だって、ユノアはもう僕に依存しかけているのだから。
ここで否定するはずがない。
「そんなことない……」
ユノアは小さく、しかし確かな声で言った。
「私……アルトのことが好き」
その言葉に、僕は驚いた。
こんなにうまくいくなんて……。
ユノアは、恥ずかしそうに顔を俯かせた。
「アルトは……魔法を失った私をずっと気にかけてくれた。みんなが離れていったのに、あなたはずっと傍にいてくれた。私にとって……アルトは、すごく……特別な存在になってたの」
僕の計画通りだ。
……だが、まだ終わりじゃない。
僕はさらに、"最後の一押し"を仕掛ける。
「……でもね、ユノア。

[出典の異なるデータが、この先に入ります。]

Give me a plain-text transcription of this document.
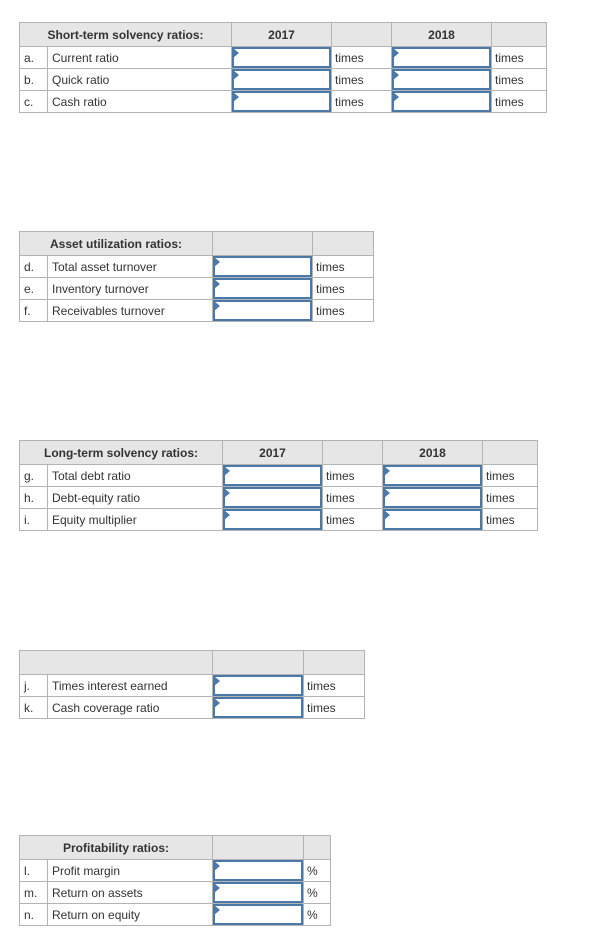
Short-term solvency ratios:		2017		2018	
a.	Current ratio		times		times
b.	Quick ratio		times		times
c.	Cash ratio		times		times
Asset utilization ratios:			
d.	Total asset turnover		times
e.	Inventory turnover		times
f.	Receivables turnover		times
Long-term solvency ratios:		2017		2018	
g.	Total debt ratio		times		times
h.	Debt-equity ratio		times		times
i.	Equity multiplier		times		times

j.	Times interest earned		times
k.	Cash coverage ratio		times
Profitability ratios:			
l.	Profit margin		%
m.	Return on assets		%
n.	Return on equity		%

僕はユノアにこのスキルを返したいんだけど……」
わざと声を低くする。
「もうひとつの条件が書いてあって……」
「条件……?」
「うん……もし完璧にスキルの譲渡を受けるためには……」
僕は、ゆっくりと呟いた。
「スキルを受け取る相手に対して、奴隷に準ずるような従属が必要……って出てるんだけど」
ユノアの身体がピクリと震える。
そして――ほんの一瞬の沈黙の後。
「……それでも、大丈夫」
「……え?」
「アルトになら……何をされても、大丈夫」
まったく。
そんなこと、言ってしまっていいのかな?
僕は本当は、"悪い奴"かもしれないのに。
でも、もう止めないよ。
僕は静かに微笑んだ。
「じゃあ……誓ってくれる?」
ユノアは、一瞬のためらいの後――小さく、でも確かに頷いた。
「……誓うわ。アルトに、従うって」
「僕に跪いてキスをして」
静かに、けれど確実に、僕は彼女に命じた。
ユノアはゆっくりと膝をついた。
地面に触れる彼女の膝。
大地の公女と称えられ、誰よりも努力し、誇り高く生きてきた彼女が、今こうして僕の前で跪いている。
「……私……」
絞り出すような声。
「例えどんなことがあっても、僕を裏切らないという覚悟を見せて」
ユノアの肩がわずかに震えた。
それでも彼女は、逃げなかった。
覚悟を決めたのか、ゆっくりと顔を上げ、僕を見つめる。
「……私は……」
声が震えている。
「アルトを、絶対に裏切りません……」
そして――
ユノアはそっと顔を近づけ、僕の手の甲に唇を落とした。
かすかに触れる温もり。
誓いの証。
それは、彼女が自ら選んだ従属の証だった。
「いい子だよ、ユノア」
僕は彼女の髪を優しく撫でた。
ユノアは、少し恥ずかしそうに目を伏せたが、それでも僕の手を拒むことはなかった。
これで、ユノアは完全に僕のものになった。